A calm and dispassionate recognition of the rights of the accused against the State, and even of convicted criminals against the State … a desire and eagerness to rehabilitate in the world of industry all those who have paid their dues in the hard coinage of punishment … and an unfaltering faith that there is a treasure, if you can only find it, in the heart of every man—these are the symbols which in the treatment of crime and criminals mark and measure the stored-up strength of a nation, and are the sign and proof of the living virtue in it.

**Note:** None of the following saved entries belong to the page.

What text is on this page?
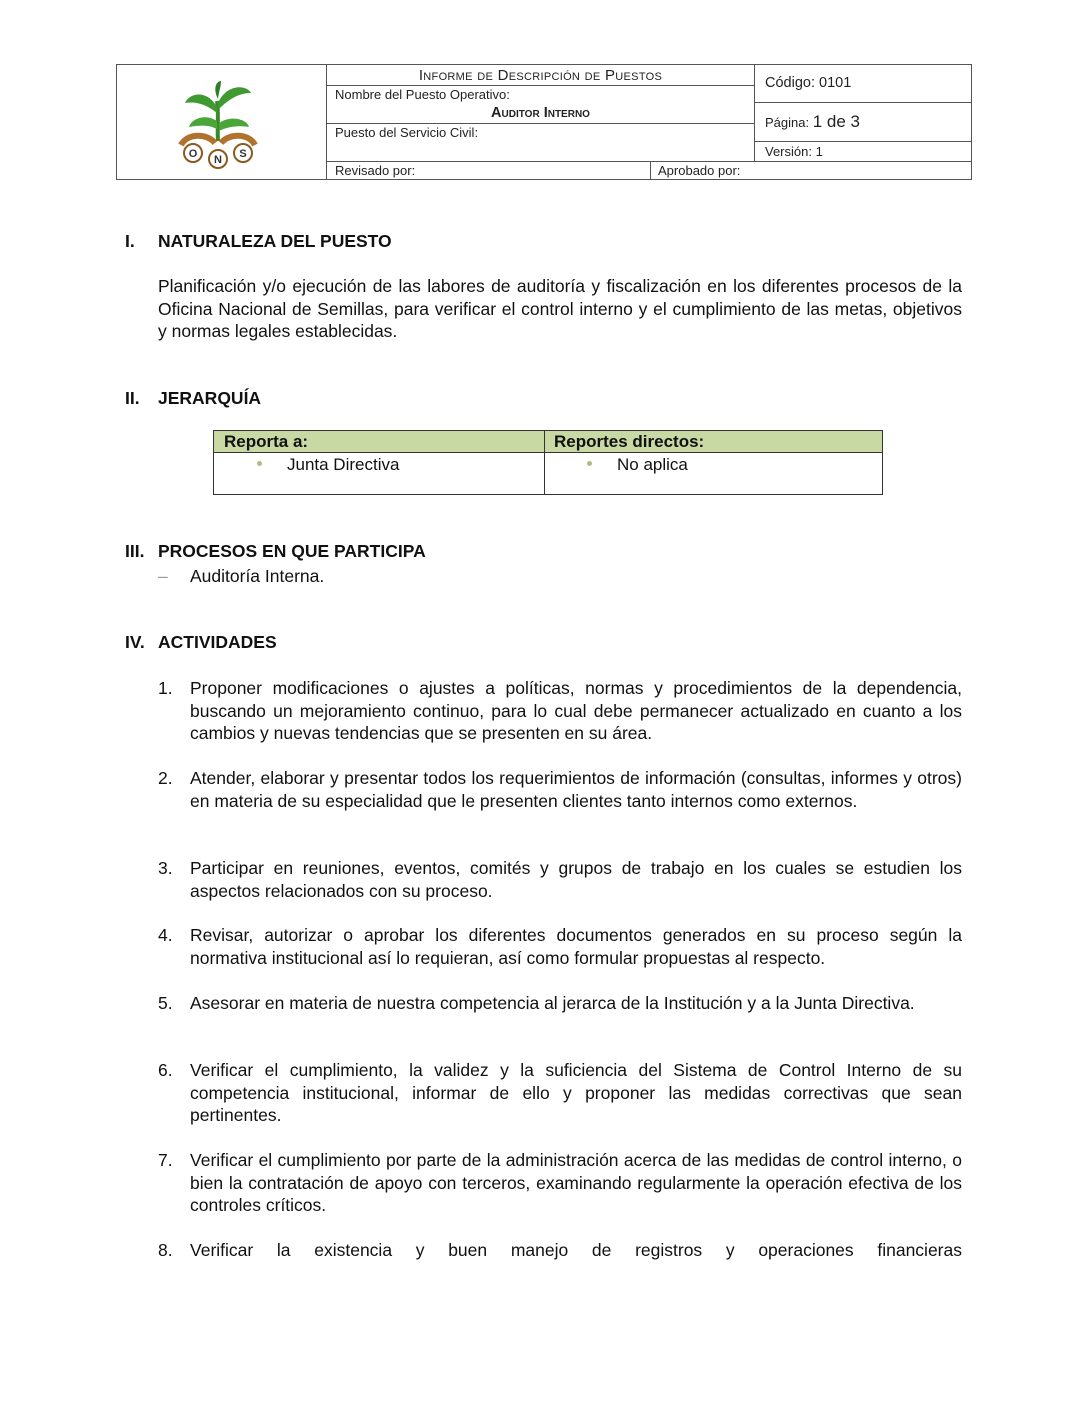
O N S
Informe de Descripción de Puestos
Nombre del Puesto Operativo:
Auditor Interno
Puesto del Servicio Civil:
Revisado por:	Aprobado por:
Código: 0101
Página: 1 de 3
Versión: 1
I. NATURALEZA DEL PUESTO
Planificación y/o ejecución de las labores de auditoría y fiscalización en los diferentes procesos de la Oficina Nacional de Semillas, para verificar el control interno y el cumplimiento de las metas, objetivos y normas legales establecidas.
II. JERARQUÍA
Reporta a:	Reportes directos:
Junta Directiva	No aplica
III. PROCESOS EN QUE PARTICIPA
– Auditoría Interna.
IV. ACTIVIDADES
1. Proponer modificaciones o ajustes a políticas, normas y procedimientos de la dependencia, buscando un mejoramiento continuo, para lo cual debe permanecer actualizado en cuanto a los cambios y nuevas tendencias que se presenten en su área.
2. Atender, elaborar y presentar todos los requerimientos de información (consultas, informes y otros) en materia de su especialidad que le presenten clientes tanto internos como externos.
3. Participar en reuniones, eventos, comités y grupos de trabajo en los cuales se estudien los aspectos relacionados con su proceso.
4. Revisar, autorizar o aprobar los diferentes documentos generados en su proceso según la normativa institucional así lo requieran, así como formular propuestas al respecto.
5. Asesorar en materia de nuestra competencia al jerarca de la Institución y a la Junta Directiva.
6. Verificar el cumplimiento, la validez y la suficiencia del Sistema de Control Interno de su competencia institucional, informar de ello y proponer las medidas correctivas que sean pertinentes.
7. Verificar el cumplimiento por parte de la administración acerca de las medidas de control interno, o bien la contratación de apoyo con terceros, examinando regularmente la operación efectiva de los controles críticos.
8. Verificar la existencia y buen manejo de registros y operaciones financieras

The Home Secretary Winston Churchill speech at the house of commons in July 20th 1910 on treatment of crime and criminals

… an unfaltering faith that there is a treasure,

if you can only find it,

in the heart of every man.

Mr. Churchill was speaking on the subject of prison and prison reform.

I put this to our border.

There was this time when this country had this big statue with the words:

… Give me your tired, your poor,
Your huddled masses yearning to breathe free,
The wretched refuse of your teeming shore.
Send these, the homeless, tempest-tost to me,
I lift my lamp beside the golden door!

An unfaltering faith that there is a treasure, if you can only find it, in the heart of every man.